First came the resistance. I withdrew from everyone and stayed in my room, stuffing my face with endless deliveries of Door Dash and Uber Eats. Then came invitations to do things digitally…
Having done digital larps with the Geek Initiative in the past, I knew that they were viable escapes. Soon, that became the trend to go digital, once it was understood that things weren’t going to return to our fantasy normal anytime soon. But that’s another story…
The focus here is on how video games became the new reality – and for me – I found that in World of Warcraft. My friends from New York, New Jersey, California – they all had the ability to log on and we could go on adventures together. Sure it wasn’t to places we could experience physically, but the massive amount of exploration we could do in game was unique to itself.
Much like moving to a new city, I found myself doing all of the same wandering about, and making wrong turns. I had to learn where the local supermarket was (or in this case the Auction House).
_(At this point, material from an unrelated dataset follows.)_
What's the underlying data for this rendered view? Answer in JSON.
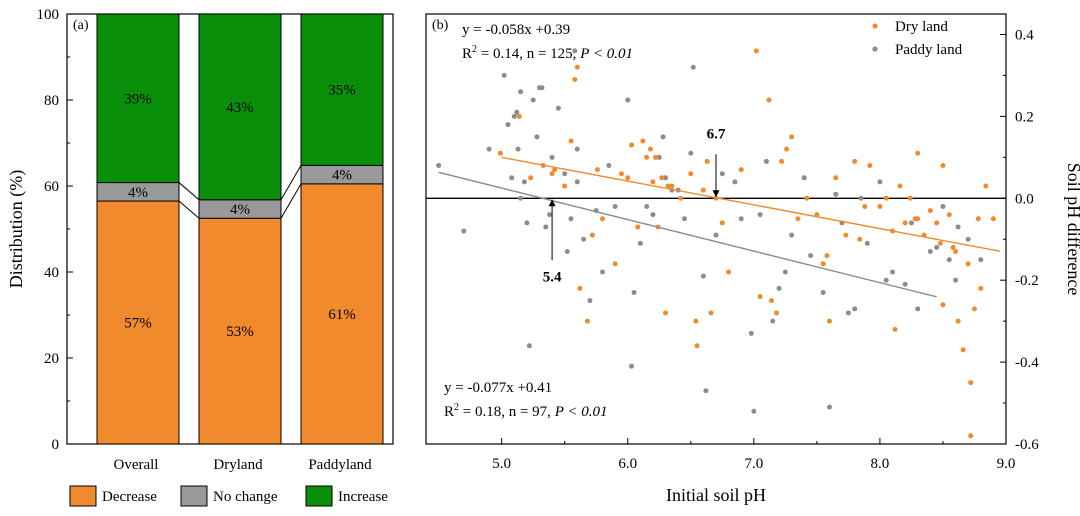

I learned how to follow in game maps, and even ask for directions when I wasn’t sure how to get where I was supposed to be going.
The game itself boasts limitless environments that I have to wonder if anyone has fully experienced. You can go to lands of fire and brimstone, under the sea, forgotten islands where dinosaurs dwell, to caves filled with dragons, and so much more.
To capitalize on the influx of new players, Blizzard (the makers of World of Warcraft), recently enacted some changes to help sooth the grind to max level. They have implemented more practical tutorials, along with lower leveling guidelines (changing max level from 120 to 50). As a result, progress in the game can be placed more on story and environment – rather than killing the same monsters thousands of times over. Having created several characters to max level, I can verify that there are unlimited paths to follow.
Another huge part of 2020 has been politics. I’ve been very happy to escape to a world where the largest political rivalry is between the two factions – Horde and Alliance. And even then, when the fate of the world rests on coming together, the Heroes of Azeroth (the name of the world in World of Warcraft) always find a way to put their differences aside and come together for the good of the realm. While there are channels that players can talk about anything, the Realm I play in is largely roleplay based, and as a result – we tend to keep things relative to the story specific at hand. Not feeling a specific storyline or quest? You can always abandon it and move on to something else… something I sometimes wish I could do in real life as well.
Now, instead of meeting up at a restaurant for dinner with friends, we meet in a local inn to explore some new areas we’ve never been to before. Instead of doing an escape room, we go through a legendary raid area. And instead of running around in the woods shouting, ‘lightning bolt’, we form guild groups and enter into PVP challenges. Instead of going to the mall for new clothes (because let’s face it – I wear pajamas most of the time), I work on getting new ‘transmogs’ in game. These are visual representations of outfits that you can piece together and are far easier on my wallet.
Despite the changes that 2020 has brought with it, the ability to adapt to a digital life – albeit in a fictitious game – has helped me keep my sanity. I’ve managed to stay connected with friends and see fabulous places, and even make memories and inside jokes that we will probably laugh about in person years from now.